1. Measurements were made of portal blood flow, heat production and oxygen consumption in the digestive tract of sheep either fasted or given the following diets: chopped, dried grass; pelleted, dried grass; chopped, dried lucerne; pelleted, dried lucerne; or a pelleted baley diet.
2. For sheep that had been fasted for 48 h, portal blood flow was 1.84 1/min, total visceral heat production was 62.3 kJ/kg body-weight0.75 per 24 h and aerobic heat production, estimated from oxygen consumption, was 62.1 kJ/kg body-weight0.75 per 24 h.
3. Portal blood flow was markedly influenced by food intake, increasing from 1.8 1/min for starved sheep to 2.4 and 4 1/min for sheep fed at maintenance and 2.5 × maintenance levels of intake respectively. Variations in the quality and physical form of the diets had no apparent effect on portal blood flow.

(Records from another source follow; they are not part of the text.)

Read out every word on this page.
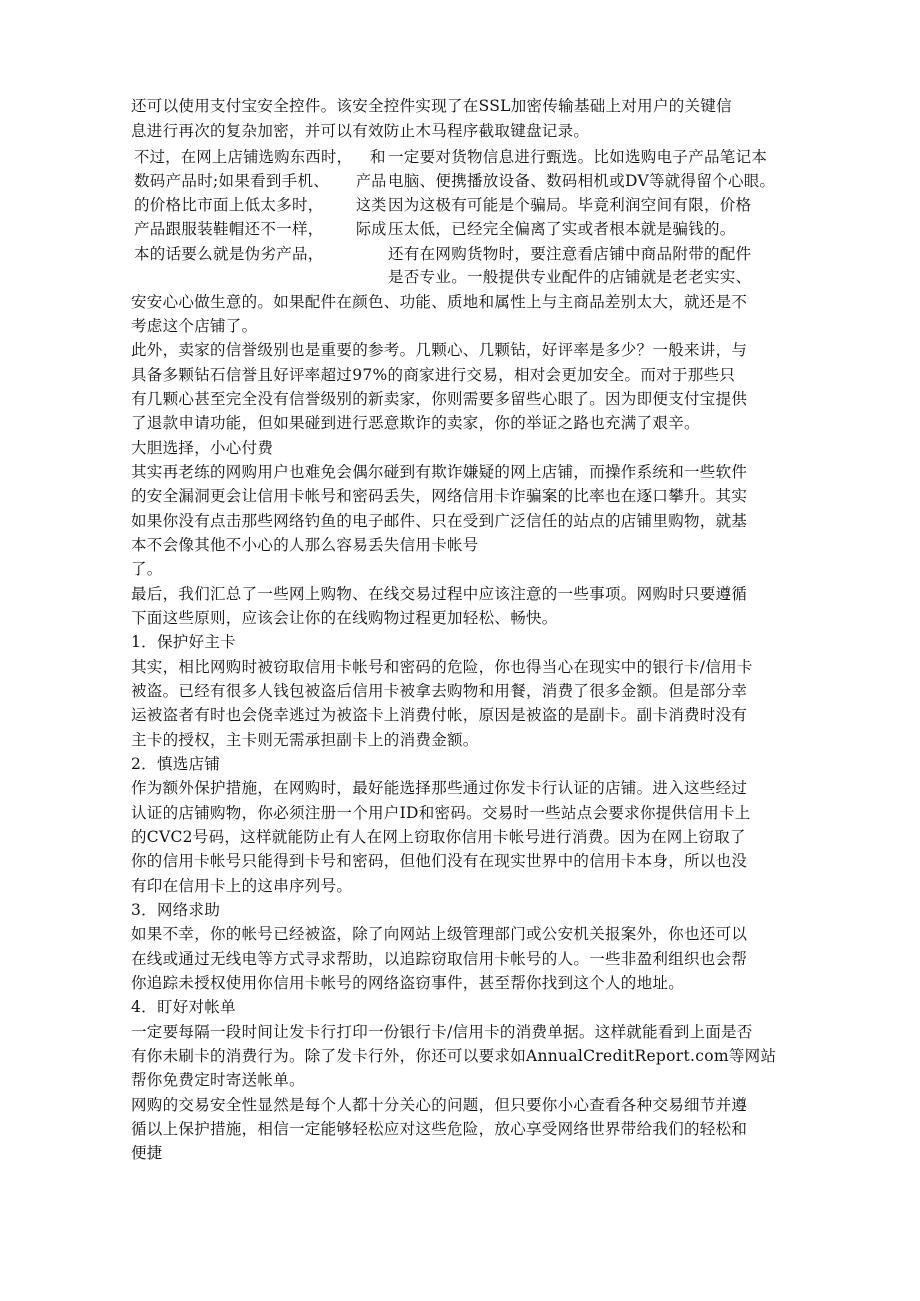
还可以使用支付宝安全控件。该安全控件实现了在SSL加密传输基础上对用户的关键信
息进行再次的复杂加密，并可以有效防止木马程序截取键盘记录。
不过，在网上店铺选购东西时，
数码产品时;如果看到手机、
的价格比市面上低太多时，
产品跟服装鞋帽还不一样，
本的话要么就是伪劣产品，
和
产品
这类
际成
一定要对货物信息进行甄选。比如选购电子产品笔记本
电脑、便携播放设备、数码相机或DV等就得留个心眼。
因为这极有可能是个骗局。毕竟利润空间有限，价格
压太低，已经完全偏离了实或者根本就是骗钱的。
还有在网购货物时，要注意看店铺中商品附带的配件
是否专业。一般提供专业配件的店铺就是老老实实、
安安心心做生意的。如果配件在颜色、功能、质地和属性上与主商品差别太大，就还是不
考虑这个店铺了。
此外，卖家的信誉级别也是重要的参考。几颗心、几颗钻，好评率是多少？一般来讲，与
具备多颗钻石信誉且好评率超过97%的商家进行交易，相对会更加安全。而对于那些只
有几颗心甚至完全没有信誉级别的新卖家，你则需要多留些心眼了。因为即便支付宝提供
了退款申请功能，但如果碰到进行恶意欺诈的卖家，你的举证之路也充满了艰辛。
大胆选择，小心付费
其实再老练的网购用户也难免会偶尔碰到有欺诈嫌疑的网上店铺，而操作系统和一些软件
的安全漏洞更会让信用卡帐号和密码丢失，网络信用卡诈骗案的比率也在逐口攀升。其实
如果你没有点击那些网络钓鱼的电子邮件、只在受到广泛信任的站点的店铺里购物，就基
本不会像其他不小心的人那么容易丢失信用卡帐号
了。
最后，我们汇总了一些网上购物、在线交易过程中应该注意的一些事项。网购时只要遵循
下面这些原则，应该会让你的在线购物过程更加轻松、畅快。
1．保护好主卡
其实，相比网购时被窃取信用卡帐号和密码的危险，你也得当心在现实中的银行卡/信用卡
被盗。已经有很多人钱包被盗后信用卡被拿去购物和用餐，消费了很多金额。但是部分幸
运被盗者有时也会侥幸逃过为被盗卡上消费付帐，原因是被盗的是副卡。副卡消费时没有
主卡的授权，主卡则无需承担副卡上的消费金额。
2．慎选店铺
作为额外保护措施，在网购时，最好能选择那些通过你发卡行认证的店铺。进入这些经过
认证的店铺购物，你必须注册一个用户ID和密码。交易时一些站点会要求你提供信用卡上
的CVC2号码，这样就能防止有人在网上窃取你信用卡帐号进行消费。因为在网上窃取了
你的信用卡帐号只能得到卡号和密码，但他们没有在现实世界中的信用卡本身，所以也没
有印在信用卡上的这串序列号。
3．网络求助
如果不幸，你的帐号已经被盗，除了向网站上级管理部门或公安机关报案外，你也还可以
在线或通过无线电等方式寻求帮助，以追踪窃取信用卡帐号的人。一些非盈利组织也会帮
你追踪未授权使用你信用卡帐号的网络盗窃事件，甚至帮你找到这个人的地址。
4．盯好对帐单
一定要每隔一段时间让发卡行打印一份银行卡/信用卡的消费单据。这样就能看到上面是否
有你未刷卡的消费行为。除了发卡行外，你还可以要求如AnnualCreditReport.com等网站
帮你免费定时寄送帐单。
网购的交易安全性显然是每个人都十分关心的问题，但只要你小心查看各种交易细节并遵
循以上保护措施，相信一定能够轻松应对这些危险，放心享受网络世界带给我们的轻松和
便捷
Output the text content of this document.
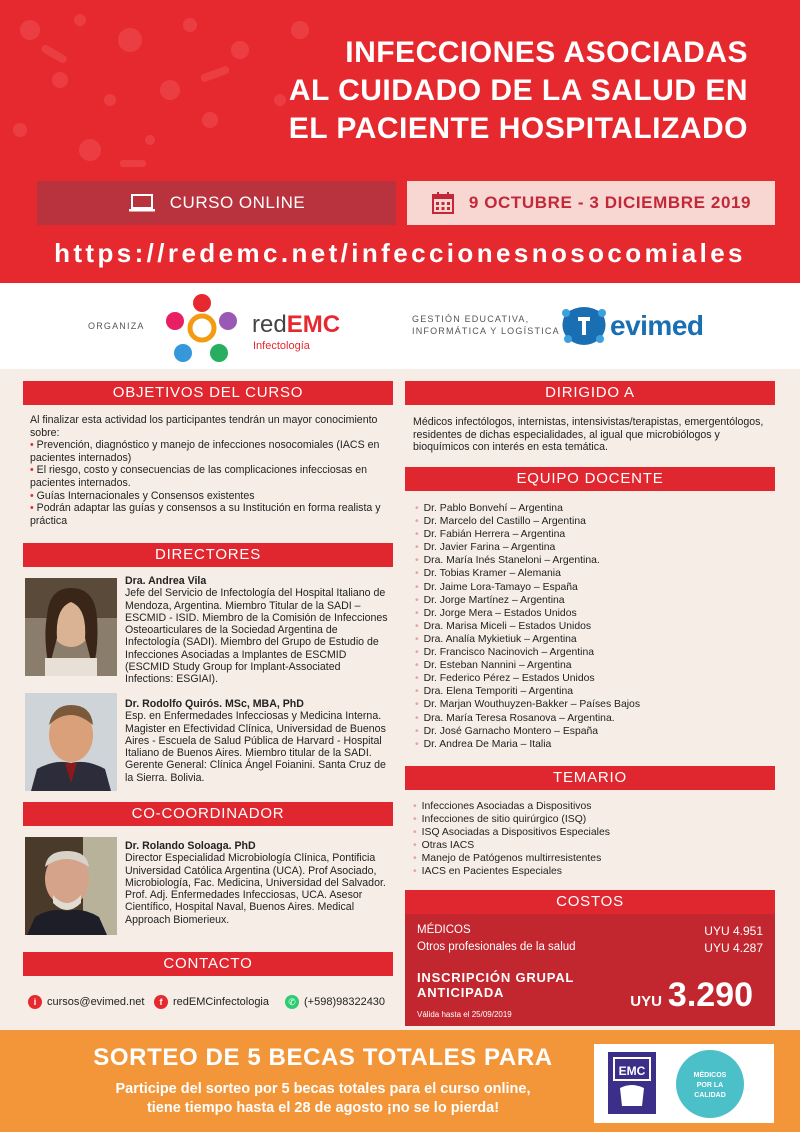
INFECCIONES ASOCIADAS
AL CUIDADO DE LA SALUD EN
EL PACIENTE HOSPITALIZADO
CURSO ONLINE	9 OCTUBRE - 3 DICIEMBRE 2019
https://redemc.net/infeccionesnosocomiales
ORGANIZA	redEMC
Infectología
GESTIÓN EDUCATIVA,
INFORMÁTICA Y LOGÍSTICA evimed
OBJETIVOS DEL CURSO
Al finalizar esta actividad los participantes tendrán un mayor conocimiento sobre:
• Prevención, diagnóstico y manejo de infecciones nosocomiales (IACS en pacientes internados)
• El riesgo, costo y consecuencias de las complicaciones infecciosas en pacientes internados.
• Guías Internacionales y Consensos existentes
• Podrán adaptar las guías y consensos a su Institución en forma realista y práctica
DIRECTORES
Dra. Andrea Vila
Jefe del Servicio de Infectología del Hospital Italiano de Mendoza, Argentina. Miembro Titular de la SADI – ESCMID - ISID. Miembro de la Comisión de Infecciones Osteoarticulares de la Sociedad Argentina de Infectología (SADI). Miembro del Grupo de Estudio de Infecciones Asociadas a Implantes de ESCMID (ESCMID Study Group for Implant-Associated Infections: ESGIAI).
Dr. Rodolfo Quirós. MSc, MBA, PhD
Esp. en Enfermedades Infecciosas y Medicina Interna. Magister en Efectividad Clínica, Universidad de Buenos Aires - Escuela de Salud Pública de Harvard - Hospital Italiano de Buenos Aires. Miembro titular de la SADI. Gerente General: Clínica Ángel Foianini. Santa Cruz de la Sierra. Bolivia.
CO-COORDINADOR
Dr. Rolando Soloaga. PhD
Director Especialidad Microbiología Clínica, Pontificia Universidad Católica Argentina (UCA). Prof Asociado, Microbiología, Fac. Medicina, Universidad del Salvador. Prof. Adj. Enfermedades Infecciosas, UCA. Asesor Científico, Hospital Naval, Buenos Aires. Medical Approach Biomerieux.
CONTACTO
i cursos@evimed.net	f redEMCinfectologia	✆ (+598)98322430
DIRIGIDO A
Médicos infectólogos, internistas, intensivistas/terapistas, emergentólogos, residentes de dichas especialidades, al igual que microbiólogos y bioquímicos con interés en esta temática.
EQUIPO DOCENTE
• Dr. Pablo Bonvehí – Argentina
• Dr. Marcelo del Castillo – Argentina
• Dr. Fabián Herrera – Argentina
• Dr. Javier Farina – Argentina
• Dra. María Inés Staneloni – Argentina.
• Dr. Tobias Kramer – Alemania
• Dr. Jaime Lora-Tamayo – España
• Dr. Jorge Martínez – Argentina
• Dr. Jorge Mera – Estados Unidos
• Dra. Marisa Miceli – Estados Unidos
• Dra. Analía Mykietiuk – Argentina
• Dr. Francisco Nacinovich – Argentina
• Dr. Esteban Nannini – Argentina
• Dr. Federico Pérez – Estados Unidos
• Dra. Elena Temporiti – Argentina
• Dr. Marjan Wouthuyzen-Bakker – Países Bajos
• Dra. María Teresa Rosanova – Argentina.
• Dr. José Garnacho Montero – España
• Dr. Andrea De Maria – Italia
TEMARIO
• Infecciones Asociadas a Dispositivos
• Infecciones de sitio quirúrgico (ISQ)
• ISQ Asociadas a Dispositivos Especiales
• Otras IACS
• Manejo de Patógenos multirresistentes
• IACS en Pacientes Especiales
COSTOS
MÉDICOS	UYU 4.951
Otros profesionales de la salud	UYU 4.287
INSCRIPCIÓN GRUPAL
ANTICIPADA
Válida hasta el 25/09/2019
UYU 3.290
SORTEO DE 5 BECAS TOTALES PARA
Participe del sorteo por 5 becas totales para el curso online,
tiene tiempo hasta el 28 de agosto ¡no se lo pierda!
EMC	MÉDICOS
POR LA
CALIDAD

4. There was a curvilinear relationship between total heat production in the gut and metabolizable energy (ME) intake. The increase obtained for levels of intake below maintenance was greatest with lucerne diets, and least with pelleted, dried grass or pelleted barley diets. Above maintenance levels of intake the rate of increase in heat production, with all diets, was about 150 kJ/MJ ME intake.
5. The heat of fermentation, estimated from the difference between total visceral metabolism and the aerobic metabolism of the tissues of the gut wall, was 76, 60 and 22 kJ/MJ digestible energy intake for the dried grass, lucerne and barley diets respectively.
6. The contribution of fermentation heat and the aerobic metabolism of the gut to the total heat increment of feeding in sheep was assessed. It was concluded that about half the heat increment must be derived from tissues outside the digestive tract.